John Wesley's views on marriage were set out in Thoughts on Marriage and a Single Life (1743) and Thoughts on a Single Life (1765). He continued to encourage his preachers to remain celibate in spite (or because?) of his own unfortunate experience of marriage.
The Conference Declaration on The Christian View of Marriage and the Family (1939) states that from the time of Jesus the life-long union of one man with one woman has been the norm and standard of Christian marriage, which is intended to serve the dual purpose of fellowship and parenthood. More recent reports include: 'A Christian Understanding of Human Sexuality' (Conference Agenda, 1979; also 1980 pp.111-42; 1982 pp.45-67) and 'A Christian Understanding of Family Life, the Single Person and Marriage' (Agenda, 1989). (For later developments, see below.)
Methodism stresses the importance of sex education, preparation for marriage and chastity before marriage. The principle of family planning is commended and the use of contraception approved. Abortion as a means of family limitation is condemned, but the Methodist Church has assented to the provisions of the law which allows abortion in carefully defined situations, especially where the life of the mother is in jeopardy.

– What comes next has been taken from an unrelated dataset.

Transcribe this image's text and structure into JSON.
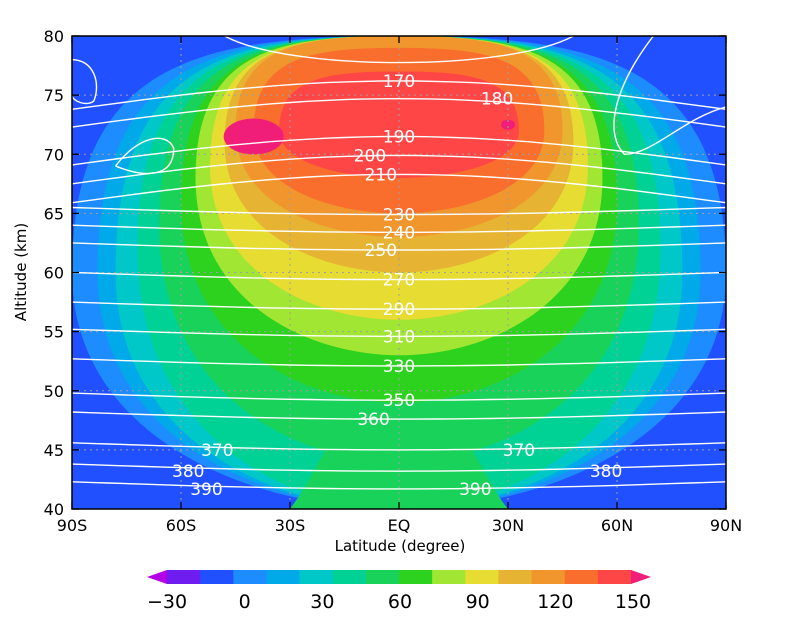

The Church recognizes the fact of marriage breakdown and judges that divorce should be granted only when the breakdown is irretrievable. The remarriage of divorced people in church is permitted in certain cases, after careful consideration of all the circumstances. Initially this required the approval of the District Chair. In 1998 the Conference adopted a report on Christian Preparation for Marriage; the current Policy and Guidelines based upon that report are published in the Guidance section of The Constitutional Practice and Discipline of the Methodist Church.

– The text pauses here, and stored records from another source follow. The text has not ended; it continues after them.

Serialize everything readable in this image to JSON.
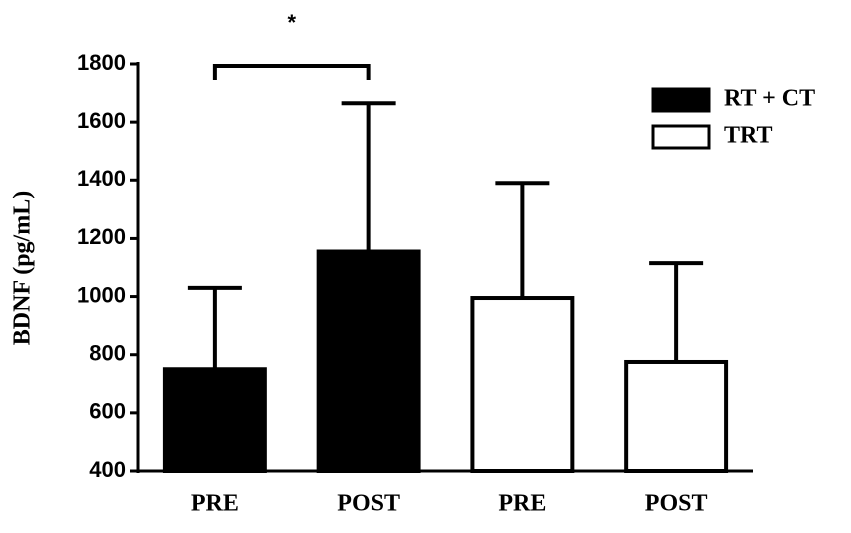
{
  "chart_data": {
    "type": "bar",
    "ylabel": "BDNF (pg/mL)",
    "categories": [
      "PRE",
      "POST",
      "PRE",
      "POST"
    ],
    "series": [
      {
        "name": "RT + CT",
        "color": "#000000",
        "values": [
          750,
          1155,
          null,
          null
        ],
        "errors": [
          280,
          510,
          null,
          null
        ]
      },
      {
        "name": "TRT",
        "color": "#ffffff",
        "values": [
          null,
          null,
          995,
          775
        ],
        "errors": [
          null,
          null,
          395,
          340
        ]
      }
    ],
    "ylim": [
      400,
      1800
    ],
    "yticks": [
      400,
      600,
      800,
      1000,
      1200,
      1400,
      1600,
      1800
    ],
    "annotation": {
      "text": "*",
      "between": [
        0,
        1
      ]
    },
    "legend": "top-right"
  }
}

The Conference held a major debate upon human sexuality in 1993, and as a result adopted six resolutions (printed in annual editions of CPD). These include the declaration that no person should be debarred from the Church on grounds of sexual orientation in itself (resolution 3), the reaffirmation of the traditional teaching of the Church, namely chastity for all outside marriage and fidelity within it (resolution 4), and (resolution 6) a resolution inter alia recognising, celebrating and affirming the participation and ministry of lesbians and gay men in the Church and calling on the Methodist people to begin a pilgrimage of faith to combat repression and discrimination. The Conference of later years returned to these matters (see in particular the reports of the working party on the Pilgrimage of Faith (2005 and 2006) and the report in 2008 on whether to review the 1993 resolutions) but agreed that it was not yet time to review the resolutions.
In 2014 a Working Party on Marriage and Civil Partnerships reported to the Conference (Agenda pp 421-492), having been set up the previous year to consider the implications for the Methodist Church of the Marriage (Same Sex Couples) Act 2013. Upon its recommendation, the Conference did not at that stage opt in to the 2013 Act, so no local church may apply for registration for same sex marriages to be conducted on their premises. The Conference in 2014 did approve amended guidelines for responding to requests by same sex couples for prayers or services (printed in CPD). It also extended the ruling made in 2006 as to civil partnerships, that there is no reason per se to prevent anyone within the Church from entering into a legally contracted same sex marriage, whilst recognising that the 1993 Resolutions would still apply to such relationships.
The Conference of 2014 adopted the recommendation to set up a further wide-ranging task group on marriage and relationships in general, and the implications arising from the divergence between the Methodist Churchs teaching on marriage and the legal definition and concept of marriage now applying in England, Wales and Scotland.. That group reported in 2016 (Agenda pp 258-303). In response to its report, the Conference adopted resolutions on a number of topics (Daily Record 6/8), and directed that that a new Statement of the judgment of the Conference on marriage and relationships was to be prepared and that, as part of the process, the definition of marriage should be revisited. A new group was appointed to work on this, and brought an interim report to the Conference of 2018 (Agenda pp 337-347, Daily Record 7/17/1).